Contre l'abandon de Notre-Dame-des-Landes, ce maire met les drapeaux en berne
POLITIQUE - C'est sa manière à lui de protester contre l'abandon de Notre-Dame-des-Landes. Le maire de Saint-Aignan-de-Grand-lieu a décidé, dès l'annonce d'Édouard Philippe, de mettre en berne tous les drapeaux de sa ville. Jean-Claude Lemasson a même annulé la cérémonie des voeux prévue dans sa commune.
"C'est une mascarade depuis de nombreuses semaines, avec un encore un épisode extrêmement douteux samedi dernier, ici même (visite du premier ministre, ndlr). C'est un déni de démocratie", a-t-il dénoncé dans la presse locale.
Drapeaux en berne a la mairie de Saint Aignan de Grand Lieu apres l abandon du projet de NDDL #NDDL#EdouardPhilippe#NantesAtlantiquepic.twitter.com/mz1913C7v9
— Nicolas Hesse (@Nicolashesse) 17 janvier 2018
Le mécontentement de l'édile est lié au fait que sa commune abrite l'actuel aéroport de Nantes-Atlantique qui doit être prochainement aménagé pour faire face à l'accroissement du trafic aérien. Le véritable problème est le bruit lié au survol des avions qui ne dépassent pas 200m d'altitude sur le village.

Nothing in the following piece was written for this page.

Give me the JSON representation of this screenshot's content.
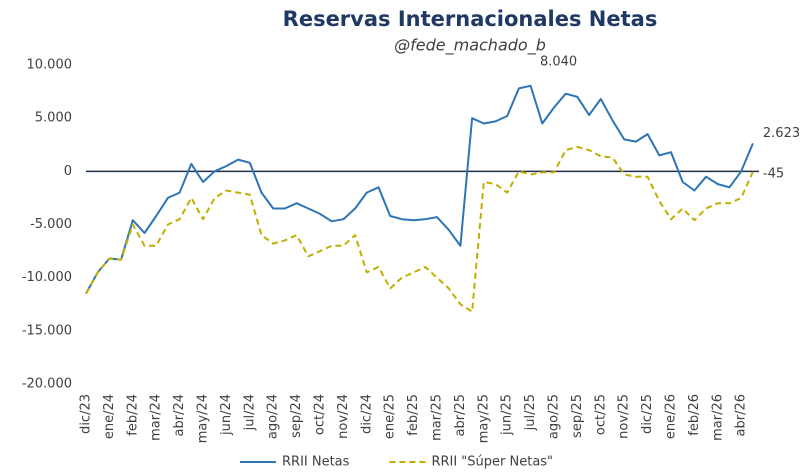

Dans son discours, Édouard Philippe a promis de prendre cela en considération. "Nous ferons tout pour réduire ces nuisances (sonores) dans le village de Saint-Aignan-Grandlieu et, si ce n'était techniquement pas possible, elles feraient l'objet de compensations exemplaires", a affirmé le premier ministre qui prédit déjà des départs de population.
Mais Jean-Claude Lemasson entend mener le combat tout de suite. "Cette extension de Nantes Atlantique, elle n'est pas près de se faire. On va se battre avec tous les éléments juridiques en notre possession", explique-t-il. Première étape, un recours devant le Conseil d'Etat qui pourrait intervenir dès ce jeudi.